You can see all of these advantages show up in the company’s financial results. Since 2015, Sysco’s adjusted operating margins have averaged 4.2%. By comparison, U.S. Foods and Performance Food Group Co (NYSE:PFGC) have posted average operating margins of 3.0% and 1.4% respectively.
And over the past decade, Sysco has generated between $0.15 and $0.20 in annual profit on every dollar of debt and equity invested into the business.
It’s rare to see a business earn those kind of returns in any given year, let alone sustain those results over a decade. Needless to say, that much money flowing to the bottom line has resulted in outsized returns for SYY stock owners.
Chart courtesy of StockCharts.com
This has created a cash cow for Sysco shareholders. Management has boosted the company’s distribution every single year since 1969. Even through the financial crisis, Sysco executives kept hiking the payout to their investors.

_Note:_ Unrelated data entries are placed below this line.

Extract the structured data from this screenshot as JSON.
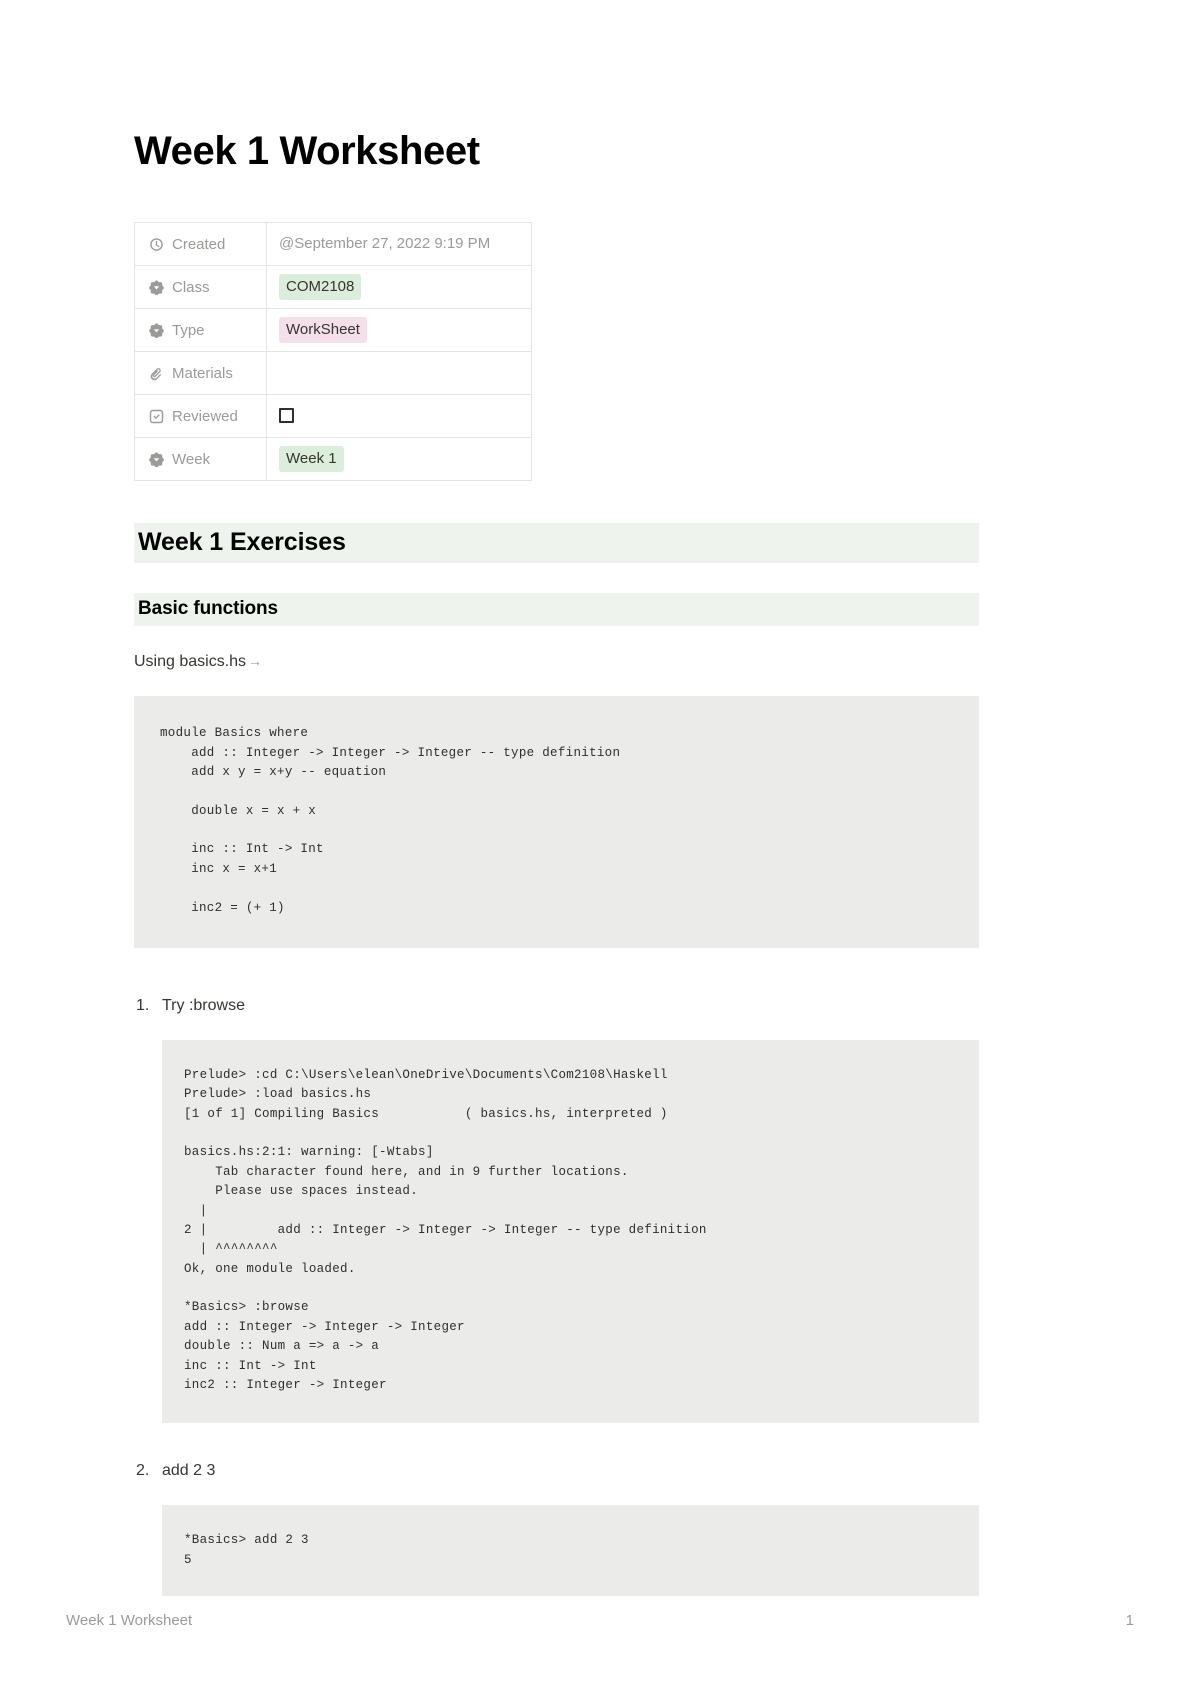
{
  "document": {
    "title": "Week 1 Worksheet"
  },
  "properties": {
    "rows": [
      {
        "icon": "clock-icon",
        "label": "Created",
        "value": "@September 27, 2022 9:19 PM",
        "value_type": "text"
      },
      {
        "icon": "select-chevron-icon",
        "label": "Class",
        "value": "COM2108",
        "value_type": "pill-green"
      },
      {
        "icon": "select-chevron-icon",
        "label": "Type",
        "value": "WorkSheet",
        "value_type": "pill-pink"
      },
      {
        "icon": "paperclip-icon",
        "label": "Materials",
        "value": "",
        "value_type": "empty"
      },
      {
        "icon": "checkbox-property-icon",
        "label": "Reviewed",
        "value": "",
        "value_type": "checkbox",
        "checked": false
      },
      {
        "icon": "select-chevron-icon",
        "label": "Week",
        "value": "Week 1",
        "value_type": "pill-green"
      }
    ]
  },
  "headings": {
    "section": "Week 1 Exercises",
    "subsection": "Basic functions"
  },
  "intro": {
    "text": "Using basics.hs",
    "arrow_glyph": "→"
  },
  "code_blocks": {
    "basics_module": "module Basics where\n    add :: Integer -> Integer -> Integer -- type definition\n    add x y = x+y -- equation\n\n    double x = x + x\n\n    inc :: Int -> Int\n    inc x = x+1\n\n    inc2 = (+ 1)",
    "ghci_browse": "Prelude> :cd C:\\Users\\elean\\OneDrive\\Documents\\Com2108\\Haskell\nPrelude> :load basics.hs\n[1 of 1] Compiling Basics           ( basics.hs, interpreted )\n\nbasics.hs:2:1: warning: [-Wtabs]\n    Tab character found here, and in 9 further locations.\n    Please use spaces instead.\n  |\n2 |         add :: Integer -> Integer -> Integer -- type definition\n  | ^^^^^^^^\nOk, one module loaded.\n\n*Basics> :browse\nadd :: Integer -> Integer -> Integer\ndouble :: Num a => a -> a\ninc :: Int -> Int\ninc2 :: Integer -> Integer",
    "ghci_add": "*Basics> add 2 3\n5"
  },
  "steps": [
    {
      "label": "Try :browse"
    },
    {
      "label": "add 2 3"
    }
  ],
  "footer": {
    "left": "Week 1 Worksheet",
    "page_number": "1"
  },
  "colors": {
    "pill_green": "#dbeddb",
    "pill_pink": "#f4dfeb",
    "heading_highlight": "#eef3ed",
    "code_background": "#ebebea",
    "muted_text": "#9b9a97",
    "body_text": "#37352f"
  }
}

Last year, the company paid out $1.8 billion in combined dividends and stock buybacks. That comes out to a respectable shareholder yield of five percent. (Source: “FY19 At a Glance,” Sysco Corporation, op. cit.)
Looking forward, Sysco Corporation appears to be a good stock for putting fresh money to work. Sysco stock has traded sideways for the better part of a year, allowing earnings to catch up to the share price. At 15-times forward earnings, the company trades at its cheapest multiple since we originally wrote about it in 2015.
That discount might not last long, given management’s new cost-cutting program. Earlier this year, Sysco executives rolled out plans to squeeze more money out of the business by centralizing operations, offshoring transaction work, and slashing corporate salaries.
This initiative should provide a big boost to margins next year and free up more funds for dividend hikes. It could also serve as a big catalyst for the SYY stock price.
That’s the benefit of owning big, mean companies.